The sphere is a perfectly symmetrical object, in that all orientations (unitary transformations of the Cartesian coordinates) look the same.
However, when one tries to parametrize the surface of a sphere, the parameters are non-symmetric. For example, using the standard spherical coordinates, the radial angle $\theta$ acts one way (going from 0 to $2\pi$), and the azimuth angle $\varphi$ acts a different way (going from 0 to $\pi$). You can't interchange these parameters, or apply unitary transforms to them without breaking your parameterization of the sphere's surface.
Is there any other way to parameterize the surface of a sphere (a hyper-sphere in general) such that there's complete symmetry between the parameters?
One way I can think of is to pick any $x$, $y$, and $z$ coordinates and then project them onto the sphere (by dividing by their radius). However, this is a cheat, because 1 of those 3 parameters is essentially no longer free.
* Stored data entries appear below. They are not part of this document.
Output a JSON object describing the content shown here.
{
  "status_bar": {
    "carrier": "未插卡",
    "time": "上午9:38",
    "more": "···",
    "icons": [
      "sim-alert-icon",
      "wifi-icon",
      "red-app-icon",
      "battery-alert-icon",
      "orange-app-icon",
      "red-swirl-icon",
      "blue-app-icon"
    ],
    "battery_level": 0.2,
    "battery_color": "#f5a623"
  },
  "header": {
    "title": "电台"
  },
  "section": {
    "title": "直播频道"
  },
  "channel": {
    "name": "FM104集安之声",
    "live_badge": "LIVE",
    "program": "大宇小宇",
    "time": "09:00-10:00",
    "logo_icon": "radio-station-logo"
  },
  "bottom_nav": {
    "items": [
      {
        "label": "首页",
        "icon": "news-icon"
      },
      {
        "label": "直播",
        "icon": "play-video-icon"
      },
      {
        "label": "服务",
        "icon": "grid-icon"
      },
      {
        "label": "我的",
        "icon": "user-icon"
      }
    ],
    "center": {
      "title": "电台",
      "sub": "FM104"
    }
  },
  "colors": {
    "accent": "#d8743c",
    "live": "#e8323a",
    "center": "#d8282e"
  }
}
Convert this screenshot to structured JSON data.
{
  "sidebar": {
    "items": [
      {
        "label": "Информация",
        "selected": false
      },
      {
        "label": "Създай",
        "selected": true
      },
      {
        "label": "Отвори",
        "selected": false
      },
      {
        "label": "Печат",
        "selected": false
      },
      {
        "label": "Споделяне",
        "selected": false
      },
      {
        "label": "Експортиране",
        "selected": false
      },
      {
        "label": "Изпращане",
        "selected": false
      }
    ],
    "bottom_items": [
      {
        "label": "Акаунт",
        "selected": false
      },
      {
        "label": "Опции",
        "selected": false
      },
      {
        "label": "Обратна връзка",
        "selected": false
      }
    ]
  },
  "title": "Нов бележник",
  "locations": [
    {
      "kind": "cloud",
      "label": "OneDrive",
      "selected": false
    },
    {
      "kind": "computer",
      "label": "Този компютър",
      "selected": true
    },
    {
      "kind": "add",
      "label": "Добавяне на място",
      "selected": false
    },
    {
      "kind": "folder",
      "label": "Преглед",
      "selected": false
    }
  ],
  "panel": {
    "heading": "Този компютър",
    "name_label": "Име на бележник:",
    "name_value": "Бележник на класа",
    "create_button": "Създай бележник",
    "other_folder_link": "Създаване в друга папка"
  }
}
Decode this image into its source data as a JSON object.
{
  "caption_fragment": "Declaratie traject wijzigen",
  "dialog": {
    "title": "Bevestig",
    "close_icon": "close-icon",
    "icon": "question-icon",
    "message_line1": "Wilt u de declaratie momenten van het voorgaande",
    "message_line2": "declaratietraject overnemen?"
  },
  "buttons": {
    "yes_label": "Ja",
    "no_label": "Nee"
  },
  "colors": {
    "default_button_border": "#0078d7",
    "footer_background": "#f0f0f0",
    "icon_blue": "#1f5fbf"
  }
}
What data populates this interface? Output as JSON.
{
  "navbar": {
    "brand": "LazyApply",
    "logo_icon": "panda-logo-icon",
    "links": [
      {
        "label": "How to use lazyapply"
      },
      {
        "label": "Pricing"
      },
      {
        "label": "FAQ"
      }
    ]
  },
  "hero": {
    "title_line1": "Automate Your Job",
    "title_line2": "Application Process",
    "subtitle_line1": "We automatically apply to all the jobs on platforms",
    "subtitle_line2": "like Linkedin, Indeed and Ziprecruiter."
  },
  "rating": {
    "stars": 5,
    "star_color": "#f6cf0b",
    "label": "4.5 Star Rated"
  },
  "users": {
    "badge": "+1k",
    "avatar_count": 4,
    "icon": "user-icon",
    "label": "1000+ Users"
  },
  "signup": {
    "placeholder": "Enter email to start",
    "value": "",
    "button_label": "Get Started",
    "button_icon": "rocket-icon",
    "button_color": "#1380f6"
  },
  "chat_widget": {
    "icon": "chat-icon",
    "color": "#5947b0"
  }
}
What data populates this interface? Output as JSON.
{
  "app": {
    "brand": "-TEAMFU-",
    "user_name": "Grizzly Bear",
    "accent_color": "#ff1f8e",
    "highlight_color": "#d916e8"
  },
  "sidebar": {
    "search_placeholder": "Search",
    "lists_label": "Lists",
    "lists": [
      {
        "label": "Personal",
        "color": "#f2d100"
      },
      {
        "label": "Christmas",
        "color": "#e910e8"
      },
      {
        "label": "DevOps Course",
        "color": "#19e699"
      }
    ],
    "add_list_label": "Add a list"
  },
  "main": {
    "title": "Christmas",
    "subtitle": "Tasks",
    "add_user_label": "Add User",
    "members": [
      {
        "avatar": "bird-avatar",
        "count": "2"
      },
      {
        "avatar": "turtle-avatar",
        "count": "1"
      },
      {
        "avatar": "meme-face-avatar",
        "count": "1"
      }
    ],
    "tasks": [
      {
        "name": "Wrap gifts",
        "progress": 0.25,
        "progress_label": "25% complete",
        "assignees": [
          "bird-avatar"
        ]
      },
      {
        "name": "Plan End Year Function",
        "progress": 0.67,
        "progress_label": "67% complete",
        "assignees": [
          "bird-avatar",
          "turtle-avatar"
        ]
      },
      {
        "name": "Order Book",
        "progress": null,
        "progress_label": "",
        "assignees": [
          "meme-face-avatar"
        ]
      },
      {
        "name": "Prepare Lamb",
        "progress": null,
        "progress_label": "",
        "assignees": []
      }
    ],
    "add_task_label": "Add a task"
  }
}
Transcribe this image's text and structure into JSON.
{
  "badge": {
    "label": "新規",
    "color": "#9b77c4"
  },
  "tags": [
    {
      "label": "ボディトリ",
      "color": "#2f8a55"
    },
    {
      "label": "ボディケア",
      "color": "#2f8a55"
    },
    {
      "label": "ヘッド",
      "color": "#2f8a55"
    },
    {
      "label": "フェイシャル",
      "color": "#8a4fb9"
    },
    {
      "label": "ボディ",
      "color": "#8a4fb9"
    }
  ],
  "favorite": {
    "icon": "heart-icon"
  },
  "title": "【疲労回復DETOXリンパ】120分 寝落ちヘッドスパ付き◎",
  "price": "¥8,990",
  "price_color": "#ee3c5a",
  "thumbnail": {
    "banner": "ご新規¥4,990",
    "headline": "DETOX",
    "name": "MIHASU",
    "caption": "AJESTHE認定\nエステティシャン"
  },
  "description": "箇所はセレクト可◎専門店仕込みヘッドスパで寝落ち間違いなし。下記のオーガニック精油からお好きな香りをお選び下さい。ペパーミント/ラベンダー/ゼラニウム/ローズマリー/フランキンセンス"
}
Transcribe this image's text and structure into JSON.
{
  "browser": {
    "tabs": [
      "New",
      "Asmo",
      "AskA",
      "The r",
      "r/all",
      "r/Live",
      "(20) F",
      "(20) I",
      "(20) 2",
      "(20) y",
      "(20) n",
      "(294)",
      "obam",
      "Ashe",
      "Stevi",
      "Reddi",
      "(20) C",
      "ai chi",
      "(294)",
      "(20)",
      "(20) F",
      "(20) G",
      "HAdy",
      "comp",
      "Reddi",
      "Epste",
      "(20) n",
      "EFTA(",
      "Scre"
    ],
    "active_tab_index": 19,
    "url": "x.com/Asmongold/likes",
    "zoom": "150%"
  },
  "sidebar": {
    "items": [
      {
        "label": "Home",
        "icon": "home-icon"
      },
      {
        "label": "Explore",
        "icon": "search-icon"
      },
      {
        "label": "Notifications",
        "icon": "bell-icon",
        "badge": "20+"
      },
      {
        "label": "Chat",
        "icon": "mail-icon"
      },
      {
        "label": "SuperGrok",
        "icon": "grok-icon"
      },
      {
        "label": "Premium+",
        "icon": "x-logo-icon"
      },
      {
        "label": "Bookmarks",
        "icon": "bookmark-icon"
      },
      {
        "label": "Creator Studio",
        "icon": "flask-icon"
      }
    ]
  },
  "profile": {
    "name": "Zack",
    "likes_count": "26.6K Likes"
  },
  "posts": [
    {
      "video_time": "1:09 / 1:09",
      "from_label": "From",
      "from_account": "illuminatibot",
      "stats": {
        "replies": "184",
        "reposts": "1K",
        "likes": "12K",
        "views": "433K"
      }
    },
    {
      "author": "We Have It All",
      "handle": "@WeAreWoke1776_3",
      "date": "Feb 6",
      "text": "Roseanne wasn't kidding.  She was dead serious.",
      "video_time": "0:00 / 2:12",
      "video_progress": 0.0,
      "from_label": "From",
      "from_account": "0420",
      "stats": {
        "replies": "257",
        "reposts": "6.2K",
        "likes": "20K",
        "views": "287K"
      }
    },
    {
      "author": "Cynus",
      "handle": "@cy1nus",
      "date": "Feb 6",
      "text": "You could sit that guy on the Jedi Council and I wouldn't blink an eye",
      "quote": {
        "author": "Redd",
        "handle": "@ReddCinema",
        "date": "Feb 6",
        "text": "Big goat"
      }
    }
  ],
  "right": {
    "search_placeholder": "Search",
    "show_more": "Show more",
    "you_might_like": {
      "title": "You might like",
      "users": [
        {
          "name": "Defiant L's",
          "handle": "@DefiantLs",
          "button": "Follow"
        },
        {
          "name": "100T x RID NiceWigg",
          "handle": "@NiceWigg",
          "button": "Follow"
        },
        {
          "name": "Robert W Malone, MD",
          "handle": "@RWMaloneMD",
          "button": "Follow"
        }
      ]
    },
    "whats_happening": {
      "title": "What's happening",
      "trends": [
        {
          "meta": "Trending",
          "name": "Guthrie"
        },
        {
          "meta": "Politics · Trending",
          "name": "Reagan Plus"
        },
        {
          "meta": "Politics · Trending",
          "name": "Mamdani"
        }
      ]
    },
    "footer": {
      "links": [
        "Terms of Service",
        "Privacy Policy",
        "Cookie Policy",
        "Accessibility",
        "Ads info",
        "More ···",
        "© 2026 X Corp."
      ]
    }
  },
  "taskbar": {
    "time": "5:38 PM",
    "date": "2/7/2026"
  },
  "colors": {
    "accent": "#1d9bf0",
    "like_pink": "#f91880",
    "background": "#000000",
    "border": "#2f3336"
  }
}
P.S.: Another question I have (which could just be a different formulation of the same question) is: is there any parameterization $(u, v)$ of the surface of the sphere such that, for any choice of $(u, v)$, the area $A$ of the rectangle with opposing corners at $(u, v)$ and $(u + du, v + dv)$ will always be the same. For example, this isn't the case with standard spherical coordinates, because rectangles where $\varphi$ is close to $0$ are much smaller than rectangles where $\varphi$ is close to $\frac{\pi}{2}$.